O projeto, de autoria do deputado Fábio Mitidieri (PSD-SE), com relatoria do médico e ex-prefeito de Curitiba, o deputado federal Luciano Ducci (PSB-PR), fundamenta-se no reconhecimento dos amplos benefícios que os derivados desta planta trazem aos portadores de doenças raras e da epilepsia refratária.

“São pacientes de todas as idades – crianças, adultos e idosos – que têm na cannabis a única alternativa para o difícil controle das crises e consequentemente uma melhora na sua qualidade de vida”, argumentou Goura.

Os efeitos terapêuticos da planta são comprovados também no tratamento quimioterápico, contribuindo no bem-estar, evitando enjoos, normalizando o apetite e sendo utilizada por pacientes com autismo, entre outras comorbidades”, explicou Goura.

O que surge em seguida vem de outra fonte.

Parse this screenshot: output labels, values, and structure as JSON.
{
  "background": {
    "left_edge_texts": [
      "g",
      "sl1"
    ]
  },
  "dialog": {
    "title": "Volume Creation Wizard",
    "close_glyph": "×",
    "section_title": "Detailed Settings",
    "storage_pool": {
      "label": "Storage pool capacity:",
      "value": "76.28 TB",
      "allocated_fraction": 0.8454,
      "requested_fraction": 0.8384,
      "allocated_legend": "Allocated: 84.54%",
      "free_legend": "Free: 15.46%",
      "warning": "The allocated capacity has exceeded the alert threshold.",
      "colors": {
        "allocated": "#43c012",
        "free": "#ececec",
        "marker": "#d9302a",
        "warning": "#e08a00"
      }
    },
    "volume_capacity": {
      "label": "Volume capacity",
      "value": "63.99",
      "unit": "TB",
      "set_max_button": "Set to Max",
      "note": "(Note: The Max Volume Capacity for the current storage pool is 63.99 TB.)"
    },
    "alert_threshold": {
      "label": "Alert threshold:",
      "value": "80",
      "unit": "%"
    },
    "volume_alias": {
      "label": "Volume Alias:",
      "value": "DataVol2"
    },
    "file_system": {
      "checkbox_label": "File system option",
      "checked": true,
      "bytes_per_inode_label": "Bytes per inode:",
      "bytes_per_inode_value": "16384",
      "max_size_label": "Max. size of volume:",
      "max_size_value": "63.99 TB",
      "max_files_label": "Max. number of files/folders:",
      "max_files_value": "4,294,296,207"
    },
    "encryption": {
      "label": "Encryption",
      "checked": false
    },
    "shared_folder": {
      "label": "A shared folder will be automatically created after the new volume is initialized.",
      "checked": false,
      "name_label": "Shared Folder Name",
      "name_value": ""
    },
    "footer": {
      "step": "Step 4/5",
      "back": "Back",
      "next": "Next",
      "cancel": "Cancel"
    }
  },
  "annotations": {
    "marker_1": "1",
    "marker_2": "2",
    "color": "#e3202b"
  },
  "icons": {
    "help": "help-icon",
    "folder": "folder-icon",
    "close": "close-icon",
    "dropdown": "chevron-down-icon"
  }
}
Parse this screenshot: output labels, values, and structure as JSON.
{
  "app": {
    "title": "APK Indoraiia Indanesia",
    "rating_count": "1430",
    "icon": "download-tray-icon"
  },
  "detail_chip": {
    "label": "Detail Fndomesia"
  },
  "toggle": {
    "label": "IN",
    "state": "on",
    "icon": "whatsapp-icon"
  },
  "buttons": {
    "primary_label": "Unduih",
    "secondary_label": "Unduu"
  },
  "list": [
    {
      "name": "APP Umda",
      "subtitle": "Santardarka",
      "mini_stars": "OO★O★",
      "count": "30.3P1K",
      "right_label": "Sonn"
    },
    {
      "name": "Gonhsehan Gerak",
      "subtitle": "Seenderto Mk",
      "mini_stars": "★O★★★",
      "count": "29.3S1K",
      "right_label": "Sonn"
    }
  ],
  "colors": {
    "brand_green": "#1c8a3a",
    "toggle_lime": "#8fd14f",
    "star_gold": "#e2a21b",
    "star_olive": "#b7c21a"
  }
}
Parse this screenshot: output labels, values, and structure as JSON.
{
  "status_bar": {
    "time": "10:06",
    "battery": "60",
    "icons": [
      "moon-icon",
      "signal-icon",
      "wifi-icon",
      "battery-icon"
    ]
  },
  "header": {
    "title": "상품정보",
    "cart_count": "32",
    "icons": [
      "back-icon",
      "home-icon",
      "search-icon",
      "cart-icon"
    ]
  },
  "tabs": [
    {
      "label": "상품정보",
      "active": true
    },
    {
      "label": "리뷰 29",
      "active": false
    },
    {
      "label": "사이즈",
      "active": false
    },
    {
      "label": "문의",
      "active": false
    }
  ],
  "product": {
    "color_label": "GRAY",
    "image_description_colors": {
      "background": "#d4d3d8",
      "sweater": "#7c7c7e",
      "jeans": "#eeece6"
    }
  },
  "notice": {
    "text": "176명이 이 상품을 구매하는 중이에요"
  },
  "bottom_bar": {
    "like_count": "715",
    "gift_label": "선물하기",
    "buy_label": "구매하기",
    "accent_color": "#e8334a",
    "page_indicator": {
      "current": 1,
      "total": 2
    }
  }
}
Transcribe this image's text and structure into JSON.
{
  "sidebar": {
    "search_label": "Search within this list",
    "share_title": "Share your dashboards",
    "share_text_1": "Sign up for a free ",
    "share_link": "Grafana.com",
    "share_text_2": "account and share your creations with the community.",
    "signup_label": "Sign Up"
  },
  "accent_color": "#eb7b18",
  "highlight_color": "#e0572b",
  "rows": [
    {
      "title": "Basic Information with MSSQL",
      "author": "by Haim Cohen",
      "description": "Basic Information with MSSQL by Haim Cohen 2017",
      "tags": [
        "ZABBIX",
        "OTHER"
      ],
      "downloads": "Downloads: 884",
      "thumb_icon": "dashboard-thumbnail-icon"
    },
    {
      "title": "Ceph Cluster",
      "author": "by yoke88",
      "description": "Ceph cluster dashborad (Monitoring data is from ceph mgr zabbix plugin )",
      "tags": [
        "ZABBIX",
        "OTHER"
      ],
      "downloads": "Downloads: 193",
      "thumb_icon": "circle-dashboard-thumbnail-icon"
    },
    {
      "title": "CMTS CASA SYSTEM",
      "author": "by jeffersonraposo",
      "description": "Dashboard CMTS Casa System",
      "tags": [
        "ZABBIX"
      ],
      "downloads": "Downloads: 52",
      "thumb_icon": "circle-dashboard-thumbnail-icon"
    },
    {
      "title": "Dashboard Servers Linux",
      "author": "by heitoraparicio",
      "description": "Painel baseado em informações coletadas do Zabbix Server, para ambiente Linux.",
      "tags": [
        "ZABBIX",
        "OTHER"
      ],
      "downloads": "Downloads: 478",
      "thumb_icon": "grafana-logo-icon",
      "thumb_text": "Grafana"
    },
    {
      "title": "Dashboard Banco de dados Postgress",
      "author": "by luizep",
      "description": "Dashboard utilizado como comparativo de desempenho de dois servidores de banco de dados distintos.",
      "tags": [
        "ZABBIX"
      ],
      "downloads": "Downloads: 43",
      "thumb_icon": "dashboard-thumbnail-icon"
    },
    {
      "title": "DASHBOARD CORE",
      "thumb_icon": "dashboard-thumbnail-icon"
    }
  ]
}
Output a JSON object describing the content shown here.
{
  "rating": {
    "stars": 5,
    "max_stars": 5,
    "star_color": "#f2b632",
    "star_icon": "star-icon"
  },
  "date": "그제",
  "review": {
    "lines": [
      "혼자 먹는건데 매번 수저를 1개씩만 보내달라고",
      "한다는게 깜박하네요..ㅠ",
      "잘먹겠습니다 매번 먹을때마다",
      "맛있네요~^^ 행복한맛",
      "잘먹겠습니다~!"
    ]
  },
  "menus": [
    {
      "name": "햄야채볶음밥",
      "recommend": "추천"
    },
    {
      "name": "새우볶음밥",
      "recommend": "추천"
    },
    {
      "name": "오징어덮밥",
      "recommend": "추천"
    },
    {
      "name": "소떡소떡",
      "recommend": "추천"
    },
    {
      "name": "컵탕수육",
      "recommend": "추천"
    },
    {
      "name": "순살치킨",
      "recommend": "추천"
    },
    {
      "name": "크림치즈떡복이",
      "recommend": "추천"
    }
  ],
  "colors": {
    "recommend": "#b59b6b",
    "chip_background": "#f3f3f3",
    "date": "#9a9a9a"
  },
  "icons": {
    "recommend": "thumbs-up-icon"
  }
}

Além do benefício direto a pacientes e familiares, o PL 399/2015, se aprovado, tem potencial para tornar o Brasil vanguardista na produção e exportação da cannabis para uso medicinal e industrial, trazendo avanços diretos à economia e fortalecendo a retomada econômica após a crise gerada pela pandemia.

“Destaco importância de o Brasil estar em sintonia com avanços legislativos que estão ocorrendo no mundo inteiro com relação a cannabis para que ela seja vista como ela é: uma planta medicinal com muitos benefícios e que merece ser estudada e disponibilizada para todos”.

Goura lembrou que o projeto de lei já teve posicionamento favorável da Frente Parlamentar da Agropecuária (FPA) em 2020 e que a alta rentabilidade dessa cultura já é observada em países que regulamentaram o cultivo, como EUA e Canadá.

Vale destacar que, ao contrário do que entidades contrárias ao projeto vêm divulgando, o PL, se aprovado, não possibilitará o autocultivo por pessoas físicas nem a legalização da planta.

A proposta apenas permitirá a produção por indústrias, farmacêuticas, universidades, associações e pelo Sistema Único de Saúde (SUS), via Farmácia Viva.

“Ao regulamentar um mercado que hoje funciona de forma clandestina, trazemos em conjunto o controle de qualidade dos produtos, criando a possibilidade de geração de novos empregos, renda, tributos e que poderão ser destinados à saúde, educação e qualidade de vida para todos”, disse Goura.